Taucht Dr.Gachet in Seattle wieder auf? Microsoft-Gründer Paul Allen zeigt seine Kunstsammlung mit kleinen Sensationen

Mit einem geschätzten Privatvermögen von 21 Milliarden Dollar kann man sich eine Menge Hobbies leisten.

von Stefan Koldehoff
01.02.2006

Die von Paul G. Allen sind Musik und Kunst. Deshalb hat sich der alleinstehende Unternehmer, der 1975 zusammen mit seinem Freund Bill in New Mexico ein kleines Unternehmen namens Microsoft gegründet hatte, in Seattle zunächst von Frank Gehry ein Museum für Rock und Pop bauen lassen, das „Experience Music Project“, kurz EMP. Nebenbei kauft der 53jährige Allen gern Kunst aus Klassischer Moderne und Gegenwart. 2001 erwarb er bei Phillips eine „Lesende“ von Renoir für 13,2 Millionen Dollar. Im November 2004 bezahlte er für Gauguins tahitianisches Familienbild „Maternité II“ 39,2 Millionen Dollar. Mark Rothkos im Mai 2000 für 14,3 Millionen Dollar verkauftes Gemälde „Gelb über Violett“ gehört ebenso zur Sammlung wie Eric Fischls 2004 gemaltes Tableau „Krefeld Project, Bedroom Scene #6“. Weil nun das eine Hobby, sein Musikmuseum, seit der Eröffnung nicht so viele Besucher angezogen hat wie erwartet, versucht Allen ab dem Frühjahr mit der Kunst, für Zulauf zu sorgen.

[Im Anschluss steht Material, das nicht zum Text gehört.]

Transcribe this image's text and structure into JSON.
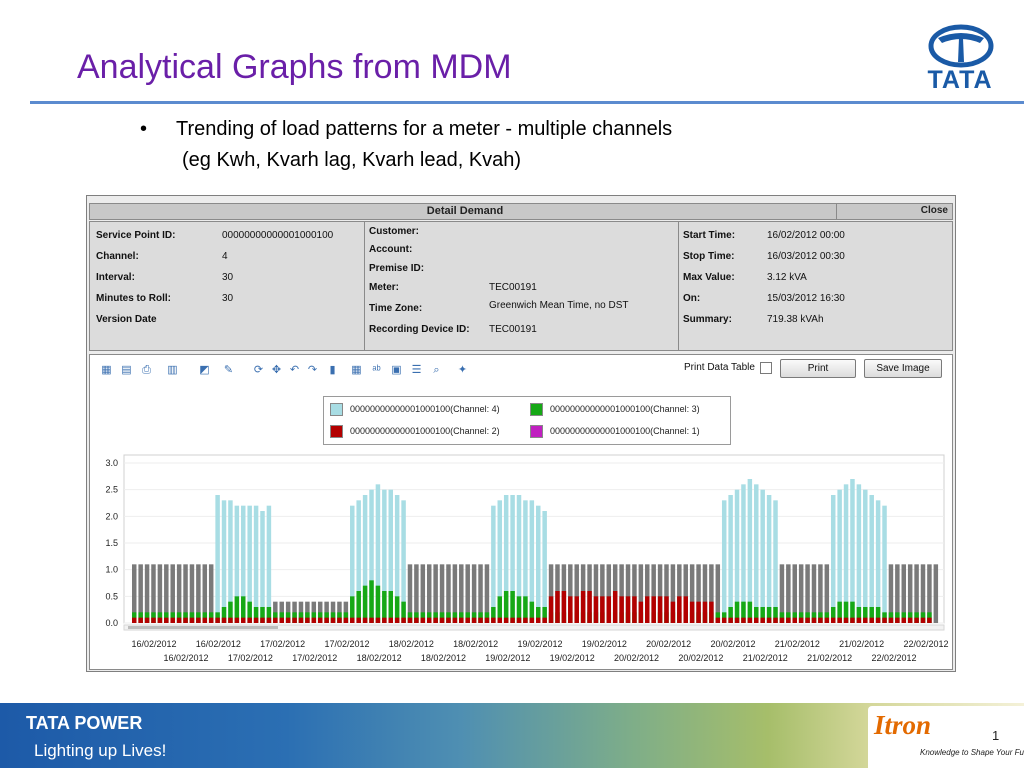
{
  "slide": {
    "title": "Analytical Graphs from MDM",
    "logo_word": "TATA",
    "bullet": {
      "symbol": "•",
      "line1": "Trending of load patterns for a meter - multiple channels",
      "line2": "(eg Kwh, Kvarh lag, Kvarh lead, Kvah)"
    }
  },
  "window": {
    "title": "Detail Demand",
    "close_label": "Close",
    "info": {
      "col1": [
        {
          "label": "Service Point ID:",
          "value": "00000000000001000100"
        },
        {
          "label": "Channel:",
          "value": "4"
        },
        {
          "label": "Interval:",
          "value": "30"
        },
        {
          "label": "Minutes to Roll:",
          "value": "30"
        },
        {
          "label": "Version Date",
          "value": ""
        }
      ],
      "col2": [
        {
          "label": "Customer:",
          "value": ""
        },
        {
          "label": "Account:",
          "value": ""
        },
        {
          "label": "Premise ID:",
          "value": ""
        },
        {
          "label": "Meter:",
          "value": "TEC00191"
        },
        {
          "label": "Time Zone:",
          "value": "Greenwich Mean Time, no DST"
        },
        {
          "label": "Recording Device ID:",
          "value": "TEC00191"
        }
      ],
      "col3": [
        {
          "label": "Start Time:",
          "value": "16/02/2012 00:00"
        },
        {
          "label": "Stop Time:",
          "value": "16/03/2012 00:30"
        },
        {
          "label": "Max Value:",
          "value": "3.12 kVA"
        },
        {
          "label": "On:",
          "value": "15/03/2012 16:30"
        },
        {
          "label": "Summary:",
          "value": "719.38 kVAh"
        }
      ]
    },
    "toolbar": {
      "print_table_label": "Print Data Table",
      "print_label": "Print",
      "save_image_label": "Save Image"
    }
  },
  "chart_data": {
    "type": "bar",
    "title": "",
    "xlabel": "",
    "ylabel": "",
    "ylim": [
      0,
      3.0
    ],
    "y_ticks": [
      "0.0",
      "0.5",
      "1.0",
      "1.5",
      "2.0",
      "2.5",
      "3.0"
    ],
    "x_ticks_row1": [
      "16/02/2012",
      "16/02/2012",
      "17/02/2012",
      "17/02/2012",
      "18/02/2012",
      "18/02/2012",
      "19/02/2012",
      "19/02/2012",
      "20/02/2012",
      "20/02/2012",
      "21/02/2012",
      "21/02/2012",
      "22/02/2012"
    ],
    "x_ticks_row2": [
      "16/02/2012",
      "17/02/2012",
      "17/02/2012",
      "18/02/2012",
      "18/02/2012",
      "19/02/2012",
      "19/02/2012",
      "20/02/2012",
      "20/02/2012",
      "21/02/2012",
      "21/02/2012",
      "22/02/2012"
    ],
    "legend_placement": "top-center",
    "series": [
      {
        "name": "00000000000001000100(Channel: 4)",
        "color": "#a8dde4",
        "values": [
          1.1,
          1.1,
          1.1,
          1.1,
          1.1,
          1.1,
          1.1,
          1.1,
          1.1,
          1.1,
          1.1,
          1.1,
          1.1,
          2.4,
          2.3,
          2.3,
          2.2,
          2.2,
          2.2,
          2.2,
          2.1,
          2.2,
          0.4,
          0.4,
          0.4,
          0.4,
          0.4,
          0.4,
          0.4,
          0.4,
          0.4,
          0.4,
          0.4,
          0.4,
          2.2,
          2.3,
          2.4,
          2.5,
          2.6,
          2.5,
          2.5,
          2.4,
          2.3,
          1.1,
          1.1,
          1.1,
          1.1,
          1.1,
          1.1,
          1.1,
          1.1,
          1.1,
          1.1,
          1.1,
          1.1,
          1.1,
          2.2,
          2.3,
          2.4,
          2.4,
          2.4,
          2.3,
          2.3,
          2.2,
          2.1,
          1.1,
          1.1,
          1.1,
          1.1,
          1.1,
          1.1,
          1.1,
          1.1,
          1.1,
          1.1,
          1.1,
          1.1,
          1.1,
          1.1,
          1.1,
          1.1,
          1.1,
          1.1,
          1.1,
          1.1,
          1.1,
          1.1,
          1.1,
          1.1,
          1.1,
          1.1,
          1.1,
          2.3,
          2.4,
          2.5,
          2.6,
          2.7,
          2.6,
          2.5,
          2.4,
          2.3,
          1.1,
          1.1,
          1.1,
          1.1,
          1.1,
          1.1,
          1.1,
          1.1,
          2.4,
          2.5,
          2.6,
          2.7,
          2.6,
          2.5,
          2.4,
          2.3,
          2.2,
          1.1,
          1.1,
          1.1,
          1.1,
          1.1,
          1.1,
          1.1,
          1.1
        ]
      },
      {
        "name": "00000000000001000100(Channel: 3)",
        "color": "#16a816",
        "values": [
          0.2,
          0.2,
          0.2,
          0.2,
          0.2,
          0.2,
          0.2,
          0.2,
          0.2,
          0.2,
          0.2,
          0.2,
          0.2,
          0.2,
          0.3,
          0.4,
          0.5,
          0.5,
          0.4,
          0.3,
          0.3,
          0.3,
          0.2,
          0.2,
          0.2,
          0.2,
          0.2,
          0.2,
          0.2,
          0.2,
          0.2,
          0.2,
          0.2,
          0.2,
          0.5,
          0.6,
          0.7,
          0.8,
          0.7,
          0.6,
          0.6,
          0.5,
          0.4,
          0.2,
          0.2,
          0.2,
          0.2,
          0.2,
          0.2,
          0.2,
          0.2,
          0.2,
          0.2,
          0.2,
          0.2,
          0.2,
          0.3,
          0.5,
          0.6,
          0.6,
          0.5,
          0.5,
          0.4,
          0.3,
          0.3,
          0.2,
          0.2,
          0.2,
          0.2,
          0.2,
          0.2,
          0.2,
          0.2,
          0.2,
          0.2,
          0.2,
          0.2,
          0.2,
          0.2,
          0.2,
          0.2,
          0.2,
          0.2,
          0.2,
          0.2,
          0.2,
          0.2,
          0.2,
          0.2,
          0.2,
          0.2,
          0.2,
          0.2,
          0.3,
          0.4,
          0.4,
          0.4,
          0.3,
          0.3,
          0.3,
          0.3,
          0.2,
          0.2,
          0.2,
          0.2,
          0.2,
          0.2,
          0.2,
          0.2,
          0.3,
          0.4,
          0.4,
          0.4,
          0.3,
          0.3,
          0.3,
          0.3,
          0.2,
          0.2,
          0.2,
          0.2,
          0.2,
          0.2,
          0.2,
          0.2
        ]
      },
      {
        "name": "00000000000001000100(Channel: 2)",
        "color": "#b30000",
        "values": [
          0.1,
          0.1,
          0.1,
          0.1,
          0.1,
          0.1,
          0.1,
          0.1,
          0.1,
          0.1,
          0.1,
          0.1,
          0.1,
          0.1,
          0.1,
          0.1,
          0.1,
          0.1,
          0.1,
          0.1,
          0.1,
          0.1,
          0.1,
          0.1,
          0.1,
          0.1,
          0.1,
          0.1,
          0.1,
          0.1,
          0.1,
          0.1,
          0.1,
          0.1,
          0.1,
          0.1,
          0.1,
          0.1,
          0.1,
          0.1,
          0.1,
          0.1,
          0.1,
          0.1,
          0.1,
          0.1,
          0.1,
          0.1,
          0.1,
          0.1,
          0.1,
          0.1,
          0.1,
          0.1,
          0.1,
          0.1,
          0.1,
          0.1,
          0.1,
          0.1,
          0.1,
          0.1,
          0.1,
          0.1,
          0.1,
          0.5,
          0.6,
          0.6,
          0.5,
          0.5,
          0.6,
          0.6,
          0.5,
          0.5,
          0.5,
          0.6,
          0.5,
          0.5,
          0.5,
          0.4,
          0.5,
          0.5,
          0.5,
          0.5,
          0.4,
          0.5,
          0.5,
          0.4,
          0.4,
          0.4,
          0.4,
          0.1,
          0.1,
          0.1,
          0.1,
          0.1,
          0.1,
          0.1,
          0.1,
          0.1,
          0.1,
          0.1,
          0.1,
          0.1,
          0.1,
          0.1,
          0.1,
          0.1,
          0.1,
          0.1,
          0.1,
          0.1,
          0.1,
          0.1,
          0.1,
          0.1,
          0.1,
          0.1,
          0.1,
          0.1,
          0.1,
          0.1,
          0.1,
          0.1,
          0.1
        ]
      },
      {
        "name": "00000000000001000100(Channel: 1)",
        "color": "#c020c0",
        "values": []
      }
    ]
  }
}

Ab dem 8. April wird im EMP zum ersten Mal die „Paul G. Allen Family Collection“ zu sehen sein. Welche Werke dazugehören, verrät die PR-Agentur nur tröpfchenweise. Neben den Ankäufen der vergangenen Jahre zählen dazu Gemälde und Fotografien von Canaletto und Turner, Cézanne und Manet, Gerhard Richter und Willem de Kooning, Nan Goldin, Thomas Struth und Kenji Yanobe. Eine kleine Sensation ist das Wiederauftauchen eines der Schlüsselwerke des Post-Impressionismus. Mitte der neunziger Jahre erwarb Allen von Heinz Berggruen das Bild „Les Poseuses“ von Georges Seurat. Angekündigt, aber noch nicht enthüllt, ist auch ein Hauptwerk von Vincent van Gogh. Kenner hoffen nun auf das verschwundene Weltrekord- Porträt des Dr. Gachet. Tatsächlich aber hat Allen wohl eher van Goghs letztes Selbstbildnis gekauft. 1998 erzielte es bei Christie’s in New York 65 Millionen Dollar.